I recently talked to Dr. Stuart Kreisman, an endocrinologist at St. Paul’s Hospital, about the issue. Until recently, Kreisman and his wife lived in an upscale rental in the West End. They had a beautiful balcony and a fabulous view. And they had a problem with second-hand smoke.


"It’s always been an issue since I moved to Vancouver," Kreisman said. "Mostly on the balcony. We couldn’t open the windows. If there was smoke coming in we’d wait half an hour and try again." Like most apartments in Vancouver, theirs wasn’t air-conditioned.


"And then last summer we started smelling smoke inside our apartment," Kreisman said. "And that’s when it went from an aggravating nuisance to something totally unacceptable and intolerable." The frustration didn’t go away when they decided to buy their own home.
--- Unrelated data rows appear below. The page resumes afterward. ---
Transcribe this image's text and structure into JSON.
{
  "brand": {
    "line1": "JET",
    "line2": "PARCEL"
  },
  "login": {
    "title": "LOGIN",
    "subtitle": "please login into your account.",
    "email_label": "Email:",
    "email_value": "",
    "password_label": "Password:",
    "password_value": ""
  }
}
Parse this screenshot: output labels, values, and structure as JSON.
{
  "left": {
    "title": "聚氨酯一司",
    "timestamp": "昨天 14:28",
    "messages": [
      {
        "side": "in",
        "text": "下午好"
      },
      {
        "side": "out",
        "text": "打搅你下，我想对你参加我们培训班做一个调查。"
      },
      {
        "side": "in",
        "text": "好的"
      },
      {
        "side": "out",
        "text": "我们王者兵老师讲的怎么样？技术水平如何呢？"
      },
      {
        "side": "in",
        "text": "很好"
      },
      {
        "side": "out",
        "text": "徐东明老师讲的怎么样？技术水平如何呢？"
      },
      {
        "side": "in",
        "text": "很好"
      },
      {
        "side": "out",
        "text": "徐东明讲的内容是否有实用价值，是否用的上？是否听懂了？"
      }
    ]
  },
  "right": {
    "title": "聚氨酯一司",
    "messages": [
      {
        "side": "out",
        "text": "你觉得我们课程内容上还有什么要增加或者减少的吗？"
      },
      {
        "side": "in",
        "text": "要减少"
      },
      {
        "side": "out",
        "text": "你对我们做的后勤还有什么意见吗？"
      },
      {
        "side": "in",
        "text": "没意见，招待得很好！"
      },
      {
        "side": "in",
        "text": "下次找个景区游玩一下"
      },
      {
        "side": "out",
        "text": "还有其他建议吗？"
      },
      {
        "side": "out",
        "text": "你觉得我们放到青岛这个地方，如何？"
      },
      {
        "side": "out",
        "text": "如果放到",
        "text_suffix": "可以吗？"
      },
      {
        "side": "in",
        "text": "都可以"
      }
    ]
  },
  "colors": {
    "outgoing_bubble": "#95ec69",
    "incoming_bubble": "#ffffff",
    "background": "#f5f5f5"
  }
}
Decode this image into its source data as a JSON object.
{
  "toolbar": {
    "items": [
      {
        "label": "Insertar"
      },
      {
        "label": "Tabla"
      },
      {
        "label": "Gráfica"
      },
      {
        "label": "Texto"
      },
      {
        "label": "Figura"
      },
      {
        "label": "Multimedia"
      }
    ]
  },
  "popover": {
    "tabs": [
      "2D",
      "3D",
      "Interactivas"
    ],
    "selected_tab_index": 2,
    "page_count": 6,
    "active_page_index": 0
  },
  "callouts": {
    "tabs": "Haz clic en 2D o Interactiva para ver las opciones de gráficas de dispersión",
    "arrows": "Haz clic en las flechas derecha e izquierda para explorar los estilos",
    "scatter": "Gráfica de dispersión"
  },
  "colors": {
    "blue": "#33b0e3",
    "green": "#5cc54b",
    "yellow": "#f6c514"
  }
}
"Owning a house is not a solution for us. We like living downtown," Kreisman said. "We’ve researched this. We’re willing to pay considerably more for a non-smoking building but there’s nothing available in Vancouver that’s smoke-free, at any price."


There are only two smoke-free condominium developments in Greater Vancouver. Envy in North Vancouver and Verdant in Burnaby.


Kreisman came up with a strategy. In his words:


1) We looked for a newer building that lessens but doesn’t eliminate the problem.

2) We looked for an apartment with air conditioning so that we were never forced to open our windows if second-hand smoke should ever became an issue.

3) We decided to give up the spectacular view we currently had for a bottom floor apartment so that there wasn’t a source of smoke from below us.

4) We wrote the offer on our apartment subject to our neighbours being non-smokers.


From a real estate agent’s perspective, writing an offer "subject to the neighbours being non-smoker"’ was unorthodox, but it worked. Kreisman and his realtor managed to contact all of the neighbours in order to have the subject removed in a timely manner.


Dr. Kreisman and his wife have minimized the risk of second-hand smoke encounters, but they know that there are no guarantees. In a letter to Mayor Gregor Robertson and city councillors he suggested that the city take a role by requiring that all "future-built" condo developments be non-smoking, thus leaving smokers the majority of "already-built" buildings to choose from.


"Only 13 per cent of people in Vancouver smoke and a strong majority would prefer to live in a totally smoke-free building so why should 100 per cent of the buildings allow smoking. So far, I haven’t seen the political will to do anything," Kreisman said.


When I contacted the city and asked what it’s doing to encourage developers to offer smoke-free housing, I was told that this issue isn’t on the radar at the city at all. It seems that it’s an issue for the health authority rather than a sustainable housing issue. Vision Vancouver Coun. Geoff Meggs said, "if the marketplace wanted smoke-free buildings it would make sense for developers to offer them, but I'm not sure they are."


I agree. It does make sense for developers to offer non-smoking condominium developments. How often do you find people willing to pay more for your product in a market niche that comprises 91 per cent of your target market?